Nowak v. Retirement Bd. of Firemen's Annuity and Benefit Fund of Chicago

JUSTICE BUCKLEY,

specially concurring:

As my opinion makes relevant, this court’s hands are tied by the application of section 6 — 153 of the Code, and we must affirm the Board’s denial of Nowak’s application for duty disability benefits. Nevertheless, I feel constrained to comment on the sufficiency of the evidence presented in this case. Before doing so, however, let me point out that I am not the first author of an opinion to write a separate special concurrence. See, e.g, Abbate v. United States, 359 U.S. 187, 196, 3 L. Ed. 2d 729, 735, 79 S. Ct. 666, 671 (1959) (where Justice Brennan concurred with his own opinion); Morizzo v. Laverdure, 127 Ill. App. 3d 767, 775 (1984) (where Justice Downing concurred with his own opinion).

This court’s function on administrative review is to ascertain whether the findings and decisions of the administrative agency are against the manifest weight of the evidence. See City of Belvidere v. Illinois State Labor Relations Board, 181 Ill. 2d 191, 205 (1998). A decision is against the manifest weight of the evidence when an opposite conclusion is clearly evident. See City of Belvidere, 181 Ill. 2d at 204.

In my opinion, the overwhelming evidence in this case leads to only one conclusion, that Nowak is unable to perform the job of a paramedic. After treating Nowak over a period of nine months, Dr. Cerullo, Nowak’s primary treating physician, determined that Nowak was not physically capable of returning to his position as a paramedic.

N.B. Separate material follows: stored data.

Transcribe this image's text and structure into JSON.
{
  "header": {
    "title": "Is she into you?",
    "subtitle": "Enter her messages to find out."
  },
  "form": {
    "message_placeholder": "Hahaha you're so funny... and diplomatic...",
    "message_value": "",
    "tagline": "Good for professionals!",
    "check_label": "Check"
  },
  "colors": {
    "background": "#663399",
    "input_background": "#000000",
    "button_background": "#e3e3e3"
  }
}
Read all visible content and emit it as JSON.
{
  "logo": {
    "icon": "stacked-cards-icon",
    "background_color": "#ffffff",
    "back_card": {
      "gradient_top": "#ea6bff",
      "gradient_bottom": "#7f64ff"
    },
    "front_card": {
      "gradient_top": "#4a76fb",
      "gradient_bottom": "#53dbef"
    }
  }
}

The functional capacity evaluation report indicated Nowak “cannot currently perform at the physical demand level necessary for his previous position of paramedic with the Chicago Fire Department due to his inability to perform at the Very Heavy Physical Demand Level.” This is an objective report whose validity was not challenged by any of the medical doctors. Dr. Shermer concluded that “[t]he requirements of duty as a paramedic would clearly preclude this patient from performing in such duties in view of the findings noted within the records and the assessments noted, as well as the MRI studies noted.” Although Dr. Wetzel declined to give an opinion regarding Nowak’s disability status, he did, however, acknowledge the relevance of the functional capacity evaluation and stated that the results appeared to be reasonable.

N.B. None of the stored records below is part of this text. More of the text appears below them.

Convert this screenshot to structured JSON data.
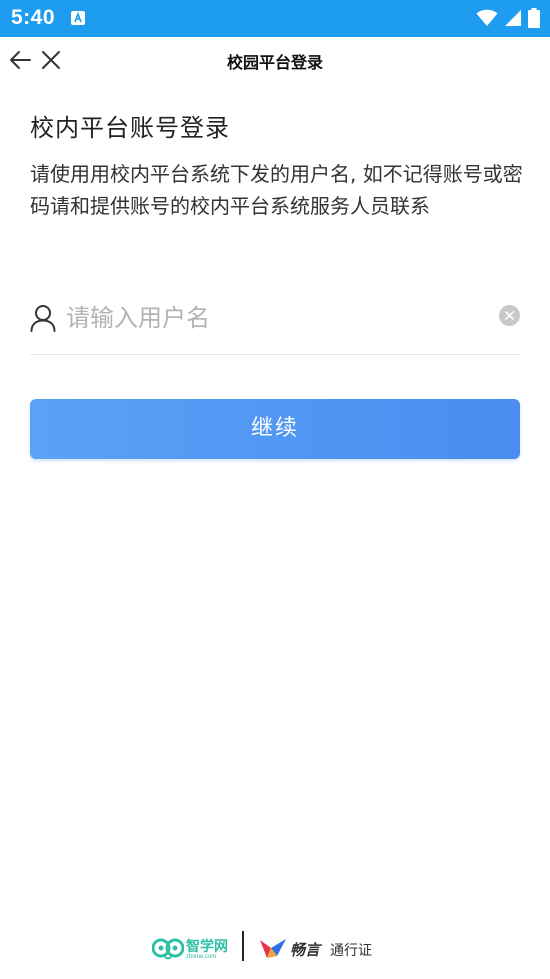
{
  "status_bar": {
    "time": "5:40",
    "background_color": "#1e9cf0",
    "icons": [
      "app-notification-icon",
      "wifi-icon",
      "cellular-signal-icon",
      "battery-icon"
    ]
  },
  "nav": {
    "title": "校园平台登录",
    "back_icon": "arrow-left-icon",
    "close_icon": "close-icon"
  },
  "login": {
    "heading": "校内平台账号登录",
    "description": "请使用用校内平台系统下发的用户名, 如不记得账号或密码请和提供账号的校内平台系统服务人员联系",
    "username": {
      "value": "",
      "placeholder": "请输入用户名",
      "icon": "user-icon",
      "clear_icon": "clear-icon"
    },
    "continue_label": "继续",
    "accent_color": "#4a8cf0"
  },
  "footer": {
    "zhixue_name": "智学网",
    "zhixue_domain": "zhixue.com",
    "changyan_name": "畅言",
    "passport": "通行证"
  }
}
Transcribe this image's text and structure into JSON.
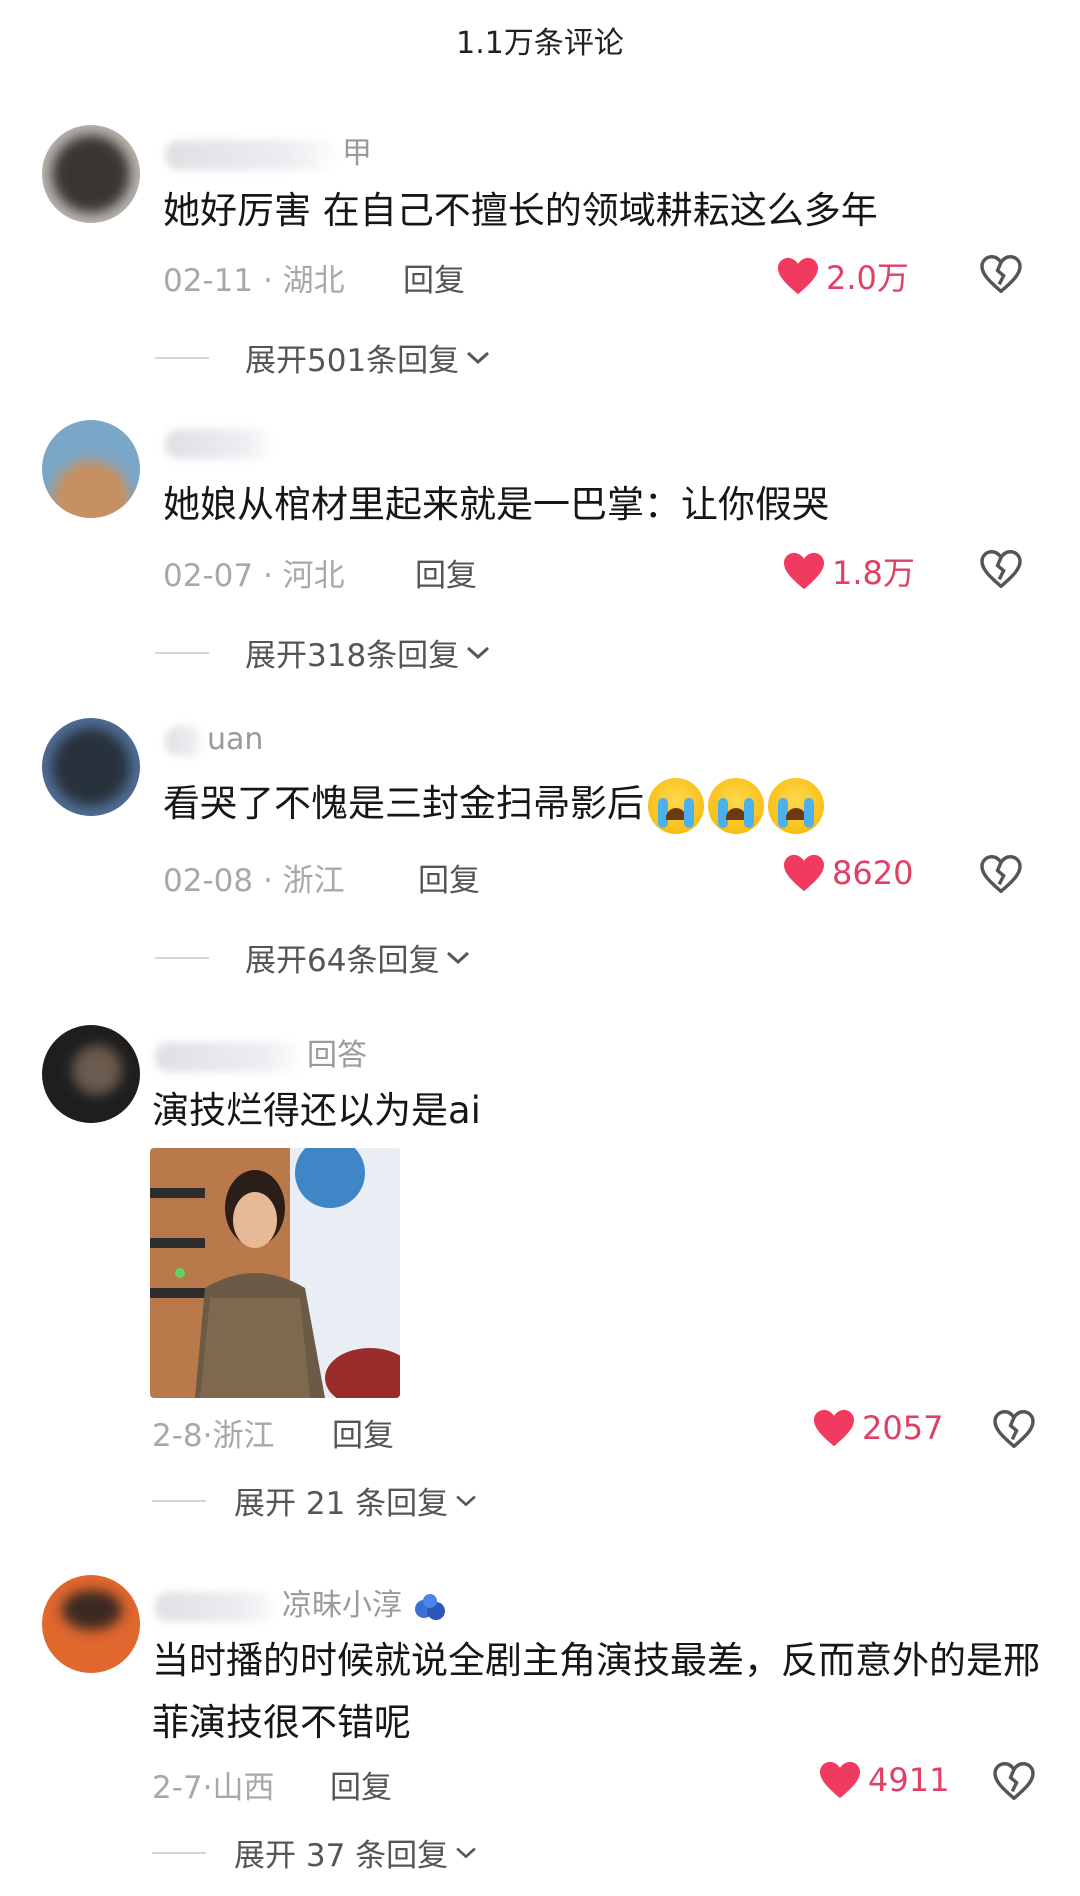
{
  "header": {
    "title": "1.1万条评论"
  },
  "comments": [
    {
      "username": "甲",
      "text": "她好厉害 在自己不擅长的领域耕耘这么多年",
      "date": "02-11",
      "location": "湖北",
      "reply_label": "回复",
      "likes": "2.0万",
      "expand": "展开501条回复"
    },
    {
      "username": "",
      "text": "她娘从棺材里起来就是一巴掌：让你假哭",
      "date": "02-07",
      "location": "河北",
      "reply_label": "回复",
      "likes": "1.8万",
      "expand": "展开318条回复"
    },
    {
      "username": "uan",
      "text": "看哭了不愧是三封金扫帚影后",
      "emoji_icon": "loudly-crying-face-icon",
      "date": "02-08",
      "location": "浙江",
      "reply_label": "回复",
      "likes": "8620",
      "expand": "展开64条回复"
    },
    {
      "username": "回答",
      "text": "演技烂得还以为是ai",
      "has_image": true,
      "date": "2-8",
      "location": "浙江",
      "reply_label": "回复",
      "likes": "2057",
      "expand": "展开 21 条回复"
    },
    {
      "username": "凉昧小淳",
      "badge_icon": "blueberry-icon",
      "text_line1": "当时播的时候就说全剧主角演技最差，反而意外的是邢",
      "text_line2": "菲演技很不错呢",
      "date": "2-7",
      "location": "山西",
      "reply_label": "回复",
      "likes": "4911",
      "expand": "展开 37 条回复"
    }
  ],
  "colors": {
    "like": "#e04064",
    "meta": "#a8a8a8",
    "text": "#161616"
  }
}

Moreover, the testimony of Dr. Motto does not support a conclusion that Nowak was not disabled. Although Dr. Motto found objective fault with the WIN report because he could not reconcile Nowak’s subjective complaints with the objective findings of the report, the record shows that Dr. Motto misstated Nowak’s testimony regarding the subjective complaints. In addition, contrary to the Board’s assertion, Dr. Feely never unconditionally returned Nowak to work. In both his January 13, 1995, “Lay Up Certification” form and his January 27, 1995, report to Dr. Russell, Dr. Feely recommended that a “lift test” or a “work fitness examination” be performed to determine Nowak’s lifting capacity prior to being returned to “100% full active duty.”

Dr. Ryan is the only doctor who unequivocally testified that Nowak is not disabled. However, as Nowak points out, Dr. Ryan did not take into consideration the findings of the WIN report; thus, he lacked the information required to objectively evaluate whether Nowak could return to work as a paramedic.

In sum, I firmly believe that the decision of the Board is against the manifest weight of the evidence. Nevertheless, as stated in the majority opinion, we must affirm.